La banque de Wall Street prévoit désormais que le Brent, la référence mondiale du pétrole, coûtera 86 dollars le baril en décembre, contre une prévision précédente de 95 dollars. Les prévisions pour la référence pétrolière américaine WTI ont été abaissées de 89 à 81 dollars.

Ces prévisions ont également fait baisser le prix du pétrole brut lundi.
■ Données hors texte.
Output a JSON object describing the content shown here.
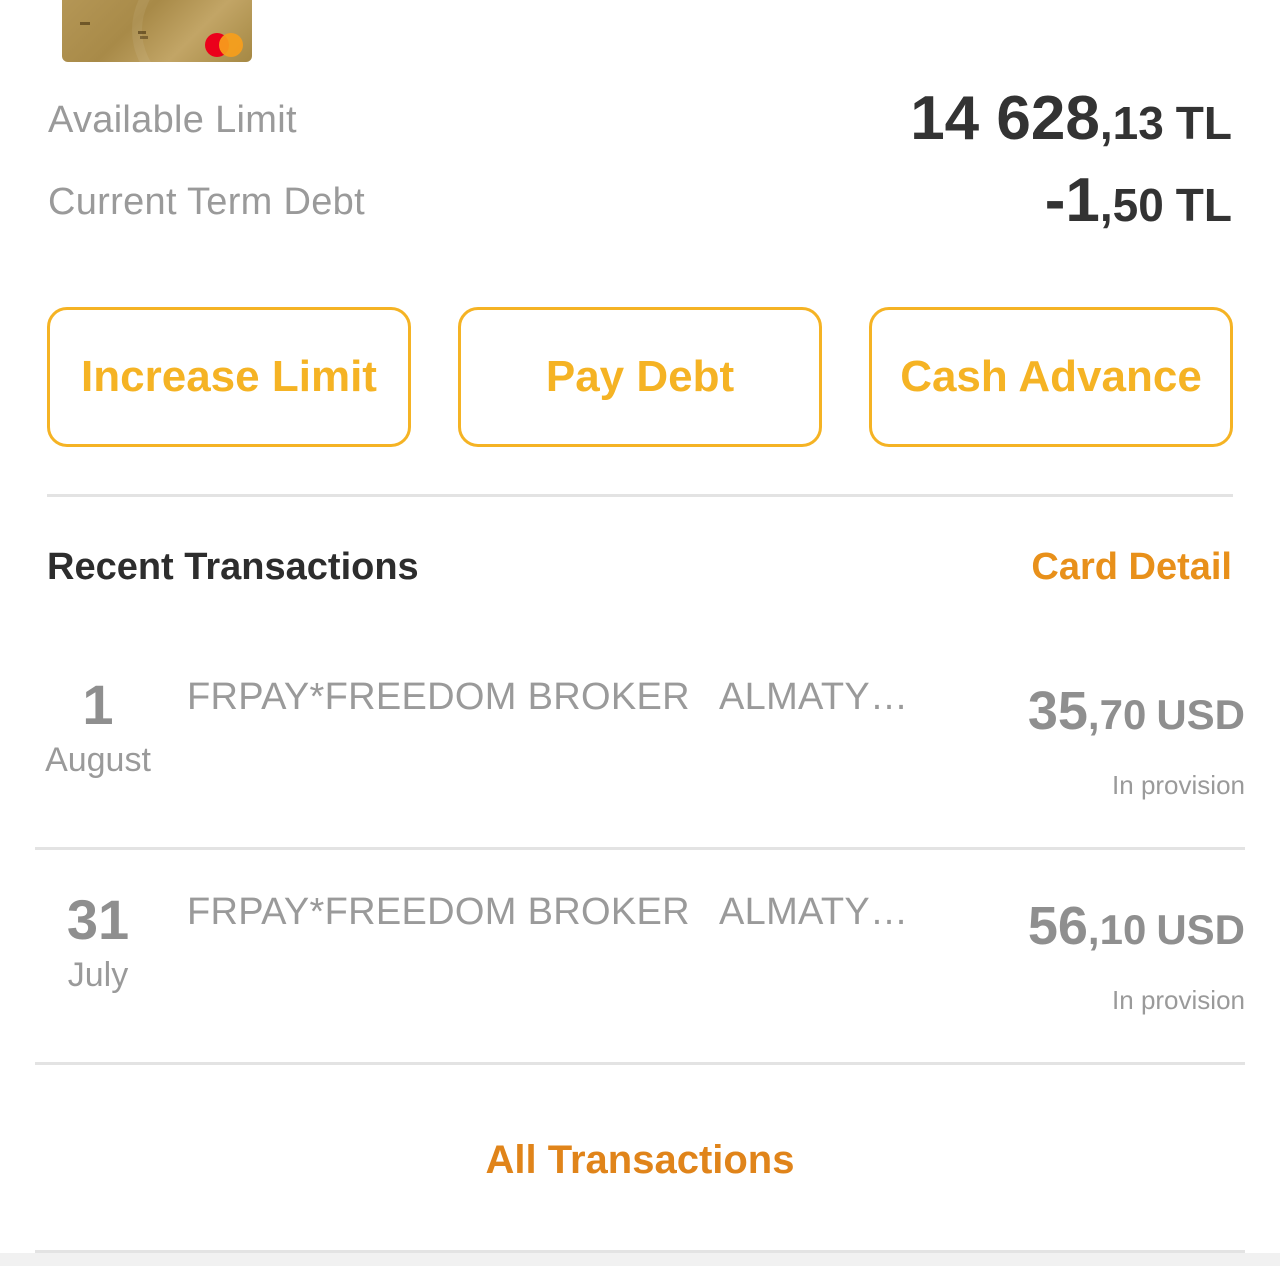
{
  "card": {
    "brand_icon": "mastercard-logo",
    "colors": {
      "card_gold": "#b89a5a",
      "mc_red": "#eb001b",
      "mc_orange": "#f79e1b"
    }
  },
  "summary": {
    "available_limit": {
      "label": "Available Limit",
      "amount_int": "14 628",
      "amount_dec": ",13",
      "currency": "TL"
    },
    "current_term_debt": {
      "label": "Current Term Debt",
      "amount_int": "-1",
      "amount_dec": ",50",
      "currency": "TL"
    }
  },
  "actions": [
    {
      "label": "Increase Limit"
    },
    {
      "label": "Pay Debt"
    },
    {
      "label": "Cash Advance"
    }
  ],
  "recent": {
    "title": "Recent Transactions",
    "card_detail_label": "Card Detail",
    "all_transactions_label": "All Transactions",
    "transactions": [
      {
        "day": "1",
        "month": "August",
        "merchant": "FRPAY*FREEDOM BROKER",
        "city": "ALMATY…",
        "amount_int": "35",
        "amount_dec": ",70",
        "currency": "USD",
        "status": "In provision"
      },
      {
        "day": "31",
        "month": "July",
        "merchant": "FRPAY*FREEDOM BROKER",
        "city": "ALMATY…",
        "amount_int": "56",
        "amount_dec": ",10",
        "currency": "USD",
        "status": "In provision"
      }
    ]
  },
  "colors": {
    "accent_yellow": "#f5b324",
    "accent_orange": "#e8901a",
    "text_dark": "#333333",
    "text_muted": "#9a9a9a",
    "divider": "#e3e3e3"
  }
}
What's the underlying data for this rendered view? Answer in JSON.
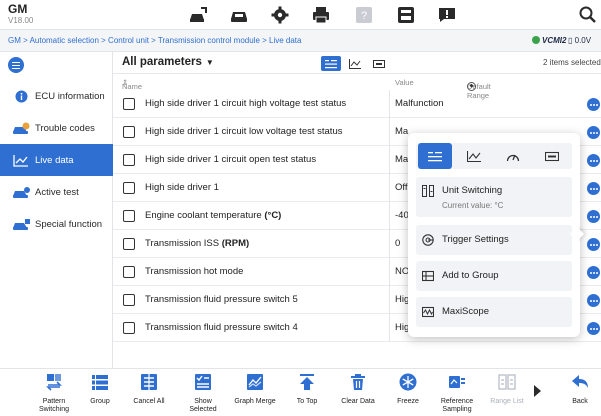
{
  "header": {
    "model": "GM",
    "version": "V18.00"
  },
  "toolbar_icons": [
    "vehicle-home-icon",
    "vehicle-diagnose-icon",
    "settings-gear-icon",
    "print-icon",
    "help-icon",
    "save-icon",
    "message-icon",
    "search-icon"
  ],
  "breadcrumb": "GM > Automatic selection > Control unit > Transmission control module > Live data",
  "status": {
    "vci_label": "VCMI2",
    "battery_label": "0.0V"
  },
  "sidebar": {
    "items": [
      {
        "label": "ECU information",
        "icon": "info-icon"
      },
      {
        "label": "Trouble codes",
        "icon": "car-dtc-icon"
      },
      {
        "label": "Live data",
        "icon": "line-chart-icon"
      },
      {
        "label": "Active test",
        "icon": "car-active-icon"
      },
      {
        "label": "Special function",
        "icon": "car-special-icon"
      }
    ],
    "active_index": 2
  },
  "panel": {
    "title": "All parameters",
    "selected_count": "2 items selected",
    "columns": {
      "name": "Name",
      "value": "Value",
      "range": "Default Range"
    }
  },
  "rows": [
    {
      "name": "High side driver 1 circuit high voltage test status",
      "unit": "",
      "value": "Malfunction"
    },
    {
      "name": "High side driver 1 circuit low voltage test status",
      "unit": "",
      "value": "Ma"
    },
    {
      "name": "High side driver 1 circuit open test status",
      "unit": "",
      "value": "Ma"
    },
    {
      "name": "High side driver 1",
      "unit": "",
      "value": "Off"
    },
    {
      "name": "Engine coolant temperature ",
      "unit": "(°C)",
      "value": "-40"
    },
    {
      "name": "Transmission ISS ",
      "unit": "(RPM)",
      "value": "0"
    },
    {
      "name": "Transmission hot mode",
      "unit": "",
      "value": "NO"
    },
    {
      "name": "Transmission fluid pressure switch 5",
      "unit": "",
      "value": "Hig"
    },
    {
      "name": "Transmission fluid pressure switch 4",
      "unit": "",
      "value": "High"
    }
  ],
  "popup": {
    "tabs": [
      "text-view-icon",
      "waveform-icon",
      "gauge-icon",
      "digital-icon"
    ],
    "unit_switching": {
      "label": "Unit Switching",
      "current": "Current value: °C"
    },
    "items": [
      "Trigger Settings",
      "Add to Group",
      "MaxiScope"
    ]
  },
  "bottom": [
    {
      "label": "Pattern\nSwitching",
      "icon": "pattern-switch-icon",
      "enabled": true
    },
    {
      "label": "Group",
      "icon": "group-icon",
      "enabled": true
    },
    {
      "label": "Cancel All",
      "icon": "cancel-all-icon",
      "enabled": true
    },
    {
      "label": "Show\nSelected",
      "icon": "show-selected-icon",
      "enabled": true
    },
    {
      "label": "Graph Merge",
      "icon": "graph-merge-icon",
      "enabled": true
    },
    {
      "label": "To Top",
      "icon": "to-top-icon",
      "enabled": true
    },
    {
      "label": "Clear Data",
      "icon": "trash-icon",
      "enabled": true
    },
    {
      "label": "Freeze",
      "icon": "freeze-icon",
      "enabled": true
    },
    {
      "label": "Reference\nSampling",
      "icon": "reference-sampling-icon",
      "enabled": true
    },
    {
      "label": "Range List",
      "icon": "range-list-icon",
      "enabled": false
    },
    {
      "label": "Back",
      "icon": "back-arrow-icon",
      "enabled": true
    }
  ],
  "colors": {
    "accent": "#2f6fd2",
    "text": "#222222",
    "disabled": "#aab0ba"
  }
}
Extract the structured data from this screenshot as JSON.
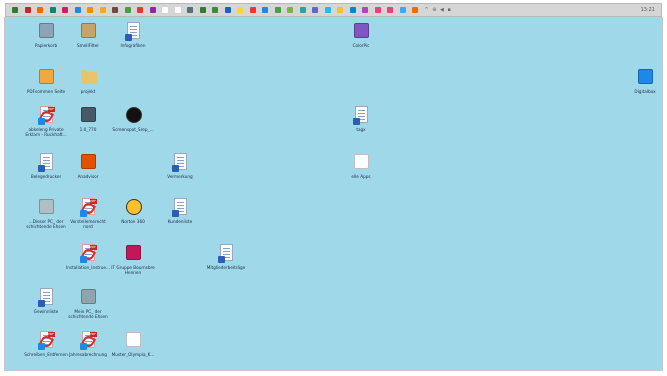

Les contrats à terme sur le Brent ont chuté de 2,73 $, soit 3,7 %, à 72,06 $ le baril en fin de journée, tandis que les contrats à terme sur le WTI américain ont chuté de 4,1 % à 67,31 $ le baril.

Ceci malgré la récente décision de l’Arabie Saoudite de réduire sa production d’un million de barils par jour et l’engagement des autres principaux producteurs de pétrole de l’OPEP+ de poursuivre leurs politiques de réduction de l’offre l’année prochaine.

Les analystes en matières premières de Goldman Sachs ont déclaré dans une note de recherche publiée dimanche que l’assouplissement des prévisions de prix était dû à une offre supplémentaire d’environ 800 000 barils par jour, principalement en provenance de pays soumis à des sanctions, à savoir la Russie, l’Iran et le Vénézuéla.

« L’offre russe s’est presque entièrement rétablie, malgré la décision de nombreuses entreprises de cesser d’acheter des barils russes et l’interdiction de financement et de services logistiques par les pays occidentaux », a écrit la banque. Les entreprises occidentales ne peuvent faire des affaires avec les producteurs russes que s’ils respectent les limites de prix imposées par les pays du G7 sur le pétrole russe.

Les données économiques décevantes de la Chine ont également contribué à la chute des prix du pétrole, aggravant les perspectives de la demande mondiale de pétrole.

Dans une note séparée, également publiée dimanche, Goldman Sachs a déclaré que la faiblesse du marché immobilier chinois entravera la croissance de la deuxième économie mondiale pendant plusieurs années.